To create a copy of a solution, go to the solution “Workspace” page, and then click the “Clone” icon. The Clone Project page appears.
Specify the name of the new solution.
Click Save to save the new solution. The solution details page appears with details of the new solution.
Tip
When a solution is cloned, its architecture is copied over to the new solution, but no code is copied. You must provide the code for the new solution from scratch (or you can copy the code for the old solution manually, if you have access to it).
Creating Components and Pipelines using Jupyter¶
Through the Jupyter Hub integration, you can create custom Jupyter notebooks, add a component with the flavor Jupyter, write your code in Jupyter, and add/modify comments to the code. This enables you to have a dedicated Jupyter Notebook for each component. On opening Jupyter Notebook, you can view the pre-code in a structured format in Jupyter that allows you to try out your code and push the code directly into Gitlab from a Jupyter Notebook.
Creating a Component with type Jupyter¶
To create a component with type Jupyter, click the name of the solution on the “My Solutions” page. The “Workspace” page is displayed, which shows all the details of the solution.
From the top-left, click Modify Solution.
To add a component, on the right-hand panel, click “Pipeline Job” and drag it into the Solution Builder workspace (see below for an example of adding a pipeline job to the solution)
After you add the “Pipeline Job” component, a dialog box opens.
In this dialog box, you can specify the properties of the new component.
You can specify the following properties:
Name
Description - provide a brief description of the component.
Subtype - select “Custom”
Flavor - select “jupyter”
Tip
The component name must satisfy the following constraints:
Must be unique within the solution
Must comprise only:
lowercase alphanumeric([a-z], [0-9]) characters and
underscore (_)
Must start with a letter
Click Save to submit the changes to the solution. The new components are added to the Solution Builder workspace.
This adds a different type of skeleton code to Gitlab. (see below for an example)
Tip
A skeleton Jupyter notebook is available inside the component you’ve added.
Editing Code in Jupyter Hub¶
You can edit the Jupyter Notebook that you’ve created in Jupyter Hub.

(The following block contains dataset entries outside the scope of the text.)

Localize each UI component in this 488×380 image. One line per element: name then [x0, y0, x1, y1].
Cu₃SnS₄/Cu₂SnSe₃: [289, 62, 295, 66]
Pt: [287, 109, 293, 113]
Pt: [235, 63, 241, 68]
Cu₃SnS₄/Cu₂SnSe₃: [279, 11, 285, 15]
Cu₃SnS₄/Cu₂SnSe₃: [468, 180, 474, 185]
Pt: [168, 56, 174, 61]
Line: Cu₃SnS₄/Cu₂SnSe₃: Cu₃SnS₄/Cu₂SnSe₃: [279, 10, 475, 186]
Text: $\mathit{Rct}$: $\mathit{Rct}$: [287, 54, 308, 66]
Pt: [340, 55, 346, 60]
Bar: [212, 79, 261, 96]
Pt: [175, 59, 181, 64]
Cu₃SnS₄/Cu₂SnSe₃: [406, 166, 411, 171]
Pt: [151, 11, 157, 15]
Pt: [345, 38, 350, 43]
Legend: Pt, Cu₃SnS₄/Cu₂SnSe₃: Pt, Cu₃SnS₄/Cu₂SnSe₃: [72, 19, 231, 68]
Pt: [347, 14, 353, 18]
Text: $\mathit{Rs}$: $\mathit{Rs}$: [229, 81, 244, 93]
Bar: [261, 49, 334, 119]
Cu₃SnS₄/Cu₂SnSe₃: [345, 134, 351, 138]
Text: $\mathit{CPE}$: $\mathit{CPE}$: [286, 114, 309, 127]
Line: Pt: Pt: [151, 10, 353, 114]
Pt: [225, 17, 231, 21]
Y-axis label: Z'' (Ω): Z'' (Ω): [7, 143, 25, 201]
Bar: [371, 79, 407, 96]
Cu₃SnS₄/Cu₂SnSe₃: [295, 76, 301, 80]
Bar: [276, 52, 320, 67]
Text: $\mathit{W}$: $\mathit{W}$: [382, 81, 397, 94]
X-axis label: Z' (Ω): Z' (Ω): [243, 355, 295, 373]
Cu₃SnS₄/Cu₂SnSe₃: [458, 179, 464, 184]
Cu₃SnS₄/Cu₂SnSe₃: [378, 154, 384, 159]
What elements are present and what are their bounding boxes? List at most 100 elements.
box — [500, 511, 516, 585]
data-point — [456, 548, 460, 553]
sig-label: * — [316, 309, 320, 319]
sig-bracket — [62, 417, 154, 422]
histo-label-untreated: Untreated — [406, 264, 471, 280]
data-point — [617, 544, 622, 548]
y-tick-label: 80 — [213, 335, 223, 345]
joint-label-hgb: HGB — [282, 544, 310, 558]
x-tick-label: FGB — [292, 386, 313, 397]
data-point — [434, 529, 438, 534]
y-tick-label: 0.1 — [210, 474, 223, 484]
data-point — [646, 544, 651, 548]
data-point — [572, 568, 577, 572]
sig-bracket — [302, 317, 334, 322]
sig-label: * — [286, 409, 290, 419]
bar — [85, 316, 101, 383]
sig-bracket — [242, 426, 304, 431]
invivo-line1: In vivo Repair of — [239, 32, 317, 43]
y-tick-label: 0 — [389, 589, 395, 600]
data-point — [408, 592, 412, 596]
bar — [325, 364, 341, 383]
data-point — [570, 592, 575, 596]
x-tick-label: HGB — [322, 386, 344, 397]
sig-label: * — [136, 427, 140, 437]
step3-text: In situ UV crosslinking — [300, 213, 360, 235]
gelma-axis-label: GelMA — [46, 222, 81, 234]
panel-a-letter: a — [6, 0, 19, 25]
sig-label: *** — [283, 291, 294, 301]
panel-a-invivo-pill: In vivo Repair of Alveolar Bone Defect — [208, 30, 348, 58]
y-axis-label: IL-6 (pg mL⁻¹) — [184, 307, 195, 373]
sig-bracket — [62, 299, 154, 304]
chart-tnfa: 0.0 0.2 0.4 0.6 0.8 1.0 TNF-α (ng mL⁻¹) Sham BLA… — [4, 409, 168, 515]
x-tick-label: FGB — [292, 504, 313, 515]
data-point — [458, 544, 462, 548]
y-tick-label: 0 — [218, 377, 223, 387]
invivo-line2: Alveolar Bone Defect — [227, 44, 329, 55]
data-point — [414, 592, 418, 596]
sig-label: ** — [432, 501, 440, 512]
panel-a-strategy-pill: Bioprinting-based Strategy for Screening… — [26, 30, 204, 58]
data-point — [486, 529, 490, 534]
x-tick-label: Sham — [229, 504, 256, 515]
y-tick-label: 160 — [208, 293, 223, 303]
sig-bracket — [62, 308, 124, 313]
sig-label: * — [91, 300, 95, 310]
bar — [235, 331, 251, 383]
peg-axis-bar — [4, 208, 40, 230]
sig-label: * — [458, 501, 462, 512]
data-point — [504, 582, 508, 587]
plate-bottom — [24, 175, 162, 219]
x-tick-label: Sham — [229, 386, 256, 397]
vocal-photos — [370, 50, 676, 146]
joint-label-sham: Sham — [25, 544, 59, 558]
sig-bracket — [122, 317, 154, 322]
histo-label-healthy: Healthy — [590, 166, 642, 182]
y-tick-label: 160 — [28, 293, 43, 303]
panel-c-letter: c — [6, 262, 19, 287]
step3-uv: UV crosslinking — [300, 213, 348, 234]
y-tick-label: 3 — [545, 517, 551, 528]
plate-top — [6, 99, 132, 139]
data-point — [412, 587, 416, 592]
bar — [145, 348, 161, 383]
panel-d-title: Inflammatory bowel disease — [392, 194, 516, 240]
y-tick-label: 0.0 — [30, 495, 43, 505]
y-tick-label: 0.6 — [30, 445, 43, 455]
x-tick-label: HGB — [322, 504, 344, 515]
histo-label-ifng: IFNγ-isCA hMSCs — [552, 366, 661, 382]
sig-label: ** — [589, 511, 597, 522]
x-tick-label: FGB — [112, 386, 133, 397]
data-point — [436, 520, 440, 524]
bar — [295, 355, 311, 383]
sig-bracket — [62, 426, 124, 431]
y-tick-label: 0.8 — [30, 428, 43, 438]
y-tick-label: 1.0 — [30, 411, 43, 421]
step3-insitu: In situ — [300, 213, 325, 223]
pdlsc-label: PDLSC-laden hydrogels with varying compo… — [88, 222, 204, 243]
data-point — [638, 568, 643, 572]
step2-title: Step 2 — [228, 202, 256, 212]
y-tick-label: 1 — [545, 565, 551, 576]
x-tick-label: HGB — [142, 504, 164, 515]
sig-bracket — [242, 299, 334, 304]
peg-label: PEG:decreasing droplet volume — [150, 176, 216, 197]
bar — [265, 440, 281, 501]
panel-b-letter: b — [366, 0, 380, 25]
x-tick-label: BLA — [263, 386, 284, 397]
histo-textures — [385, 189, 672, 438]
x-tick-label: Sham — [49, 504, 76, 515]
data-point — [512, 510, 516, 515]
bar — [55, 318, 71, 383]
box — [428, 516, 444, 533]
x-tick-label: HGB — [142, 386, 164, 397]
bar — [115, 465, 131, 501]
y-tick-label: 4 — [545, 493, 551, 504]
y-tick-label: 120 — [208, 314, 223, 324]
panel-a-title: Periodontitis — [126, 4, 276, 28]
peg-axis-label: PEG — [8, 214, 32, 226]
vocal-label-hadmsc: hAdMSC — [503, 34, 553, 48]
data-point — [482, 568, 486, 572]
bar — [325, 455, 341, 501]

To edit the Jupyter Notebook, click the name of the solution on the “My Solutions” page. The “Workspace” page is displayed, which shows all the details of the solution.
From the top-left, click Modify Solution.
On the Solution Builder workspace that appears, click the component name. A dialog displaying the component details appears.
Click Edit Code to open the Jupyter Notebook with pre-written code present in the code repository. (see below for an example)
Tip
This is like the skeleton code provided in Gitlab.
The component name cannot be modified.
On this page, you can do the following:
Edit the code like editing code in Jupyter Notebook.
Push the code to Gitlab by using the xpresso.ai toolbar.
Update the code from the Gitlab code repository by pulling it.
Update the Jupyter Notebook with the latest code repository branch from Gitlab
Tip
You can only change a branch here and cannot create a new one. To create a new branch, you can use Gitlab.
Log on to xpresso.ai environment using your xpresso.ai credentials.
Log out of the xpresso.ai environment.
Testing a Pipeline using Jupyter Notebook¶
You can run each of your components in sequence. This calls each individual component and runs it on your own system through Jupyter Notebook, which ensures that your code works as expected when built and deployed to production.
To test a pipeline, click the name of the solution on the “My Solutions” page. The “Workspace” page is displayed, which shows all the details of the solution.
Click the “Pipelines” tab and select the required pipeline.
Next to the pipeline you’ve selected, click the icon.
Note
A pipeline of this kind can be tested only if all the components are of type ‘Jupyter’.
Another Jupyter Notebook with all components in sequence opens.
To test your pipeline, run each of the components individually.